If we consider how much additional computing capacity is expected for AI inference, a certain estimate for growth between 2025 and 2030 is provided by JLL (2026 Global Data Center Outlook):
The data center sector is projected to increase by 97 GW between 2025 and 2030, effectively doubling in size over a five-year period. By 2030, global data center capacity could reach 200 GW. This rapid growth will be driven largely by hyperscale cloud expansion and AI demand.
In the report, the share of AI inference is estimated as follows:
From this graph and the more detailed figures presented above, one can quickly calculate that, measured in watts, the inference capacity available in data centers in 2025 was approx. 9% * 97 GW = 8.7 GW, and in 2030 it is expected to be approx. 37% * 200 GW = 74 GW. Thus, the growth factor is 74 GW / 8.7 GW = approx. 8.5. We could perhaps optimistically round this up to a 10x figure.
This, of course, only measures growth through power consumption. If we think about how many tokens 2030 hardware can produce, we have to try to estimate the growth in compute efficiency (flops/W) and the development of compute required by models (token/flops).
To support this estimation, NVIDIA provides the following rough figures for the last couple of GPU generations:
NVIDIA Blackwell is the correct choice when electricity dominates TCO because Blackwell Ultra (GB300 NVL72) delivers up to 50x higher throughput per megawatt versus Hopper resulting in 35x lower cost per million tokens, while Blackwell (GB200 NVL72) delivers 10x throughput per megawatt and 15x lower cost per million tokens versus the prior generation, together producing the highest revenue per kilowatt-hour of any independently benchmarked inference platform.
One significant component in the achieved efficiency improvements, alongside others, has been the shift to lower-precision quantization (fp4), which allows for computation on simpler hardware.
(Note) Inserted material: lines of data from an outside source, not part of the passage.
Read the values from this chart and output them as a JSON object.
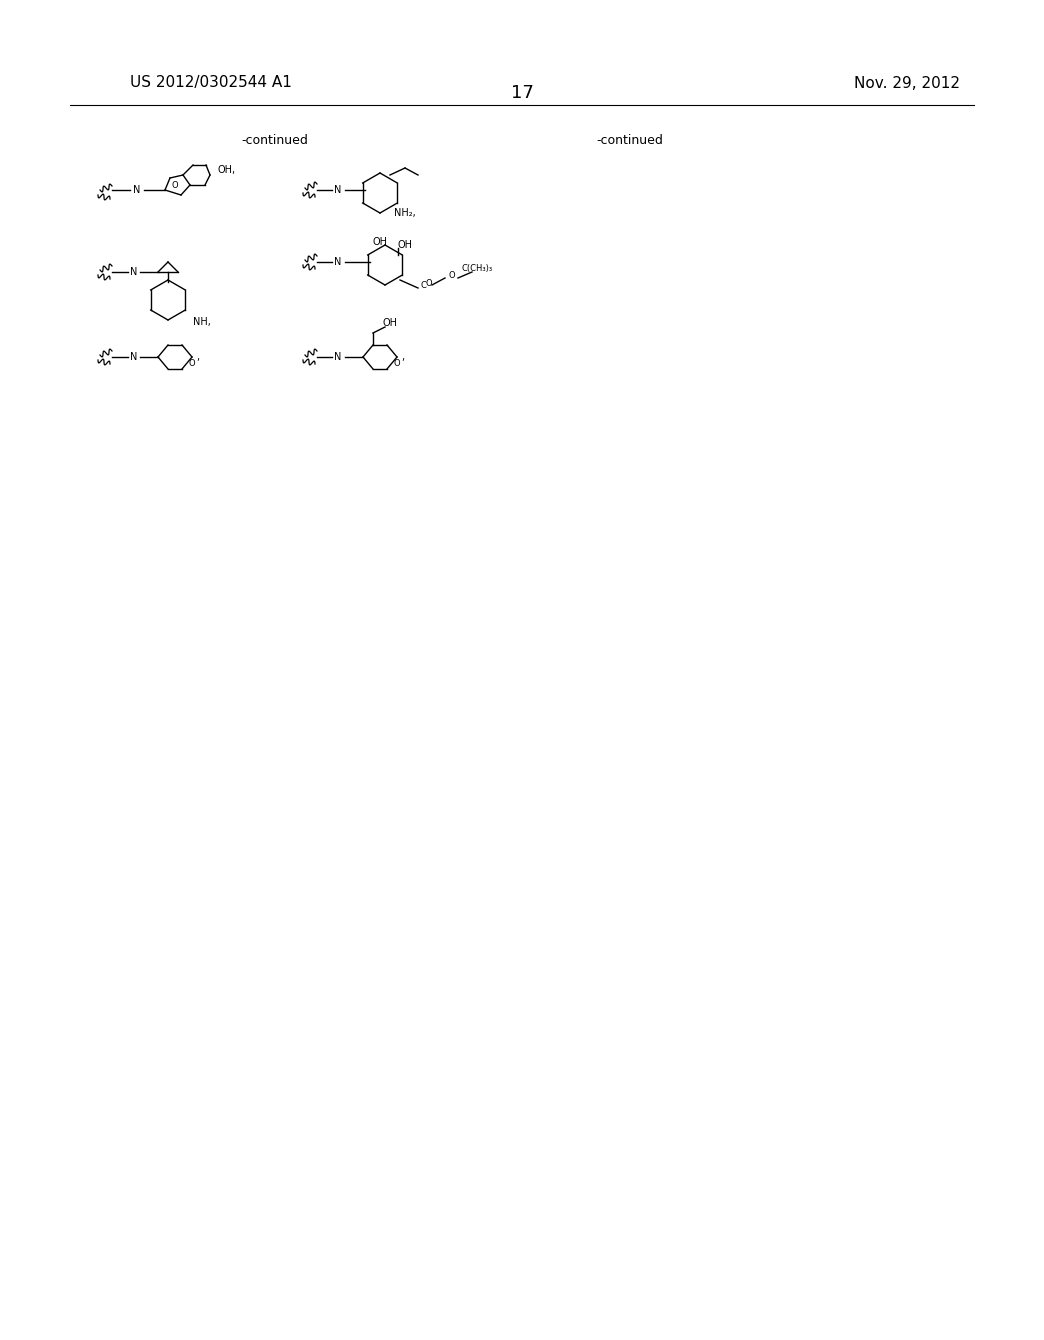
{
  "page_number": "17",
  "top_left": "US 2012/0302544 A1",
  "top_right": "Nov. 29, 2012",
  "continued_left": "-continued",
  "continued_right": "-continued",
  "background": "#ffffff",
  "text_color": "#000000",
  "font_size_header": 11,
  "font_size_page": 13,
  "font_size_continued": 9
}
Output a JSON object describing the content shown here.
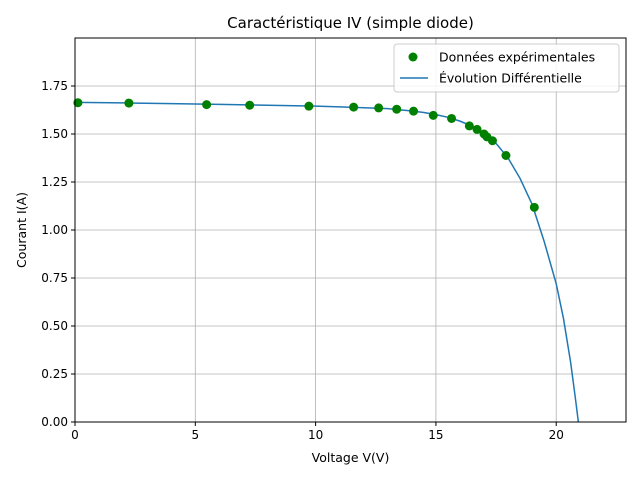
{
  "chart_data": {
    "type": "scatter",
    "title": "Caractéristique IV (simple diode)",
    "xlabel": "Voltage V(V)",
    "ylabel": "Courant I(A)",
    "xlim": [
      0,
      22.9
    ],
    "ylim": [
      0,
      2.0
    ],
    "x_ticks": [
      0,
      5,
      10,
      15,
      20
    ],
    "x_tick_labels": [
      "0",
      "5",
      "10",
      "15",
      "20"
    ],
    "y_ticks": [
      0,
      0.25,
      0.5,
      0.75,
      1.0,
      1.25,
      1.5,
      1.75
    ],
    "y_tick_labels": [
      "0.00",
      "0.25",
      "0.50",
      "0.75",
      "1.00",
      "1.25",
      "1.50",
      "1.75"
    ],
    "grid": true,
    "legend_position": "top-right",
    "series": [
      {
        "name": "Données expérimentales",
        "kind": "scatter",
        "color": "#008000",
        "points": [
          [
            0.12,
            1.663
          ],
          [
            2.24,
            1.661
          ],
          [
            5.47,
            1.653
          ],
          [
            7.26,
            1.65
          ],
          [
            9.72,
            1.645
          ],
          [
            11.58,
            1.64
          ],
          [
            12.62,
            1.636
          ],
          [
            13.37,
            1.629
          ],
          [
            14.07,
            1.619
          ],
          [
            14.89,
            1.597
          ],
          [
            15.65,
            1.581
          ],
          [
            16.39,
            1.542
          ],
          [
            16.71,
            1.524
          ],
          [
            17.0,
            1.5
          ],
          [
            17.12,
            1.485
          ],
          [
            17.35,
            1.465
          ],
          [
            17.91,
            1.388
          ],
          [
            19.09,
            1.118
          ]
        ]
      },
      {
        "name": "Évolution Différentielle",
        "kind": "line",
        "color": "#1f77b4",
        "points": [
          [
            0,
            1.665
          ],
          [
            2,
            1.662
          ],
          [
            4,
            1.658
          ],
          [
            6,
            1.654
          ],
          [
            8,
            1.65
          ],
          [
            10,
            1.645
          ],
          [
            11,
            1.641
          ],
          [
            12,
            1.637
          ],
          [
            13,
            1.632
          ],
          [
            14,
            1.62
          ],
          [
            14.5,
            1.612
          ],
          [
            15,
            1.601
          ],
          [
            15.5,
            1.587
          ],
          [
            16,
            1.567
          ],
          [
            16.5,
            1.541
          ],
          [
            17,
            1.503
          ],
          [
            17.5,
            1.451
          ],
          [
            18,
            1.375
          ],
          [
            18.5,
            1.268
          ],
          [
            19,
            1.133
          ],
          [
            19.5,
            0.94
          ],
          [
            20,
            0.72
          ],
          [
            20.3,
            0.54
          ],
          [
            20.6,
            0.31
          ],
          [
            20.8,
            0.12
          ],
          [
            20.92,
            0.0
          ]
        ]
      }
    ]
  }
}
Regarding quantization, we’ve likely reached the end of the road for the most part, but perhaps other similar architectural improvements can be found and implemented over the coming years. Let’s extrapolate then, that the compute capacity installed in 2030 will be approx. 50x more energy-efficient (measured in flops/W required for AI computation) compared to what is currently available.
The amount of compute required by models (flops/token) seems to have grown sharply in recent years as model sizes have increased. However, if we optimistically assume that despite the expected growth in model size, the required amount of compute remains the same even in 2030 (as model optimization might allow this despite size increases), we can set the multiplier for this to 1.
So, with the 2030 compute capacity, data centers could process approximately 10 * 50 * 1 = 500 times the amount of tokens for AI models at that time, relative to how many tokens current AI models can be processed right now.
At first glance, a 500-fold increase sounds like a good addition, but then again, the Gartner analyst assumed a 50,000x – 100,000x volume of tokens to be processed for the cost calculations behind data centers to be on a sustainable footing. In this quickly calculated 500x capacity, there is still a deficit equivalent to a 100x–200x additional multiplier; in other words, we are off by a couple of orders of magnitude. To get the numbers to line up, we would need either significantly more data center capacity than predicted, significantly more energy-efficient hardware, or much more optimized models. And likely a combination of all of these. Or alternatively, the token multipliers behind those cost calculations would need to be brought down significantly.
Well, it’s possible that while drinking my morning coffee, I missed something essential, as I didn’t even manage to get into the right ballpark.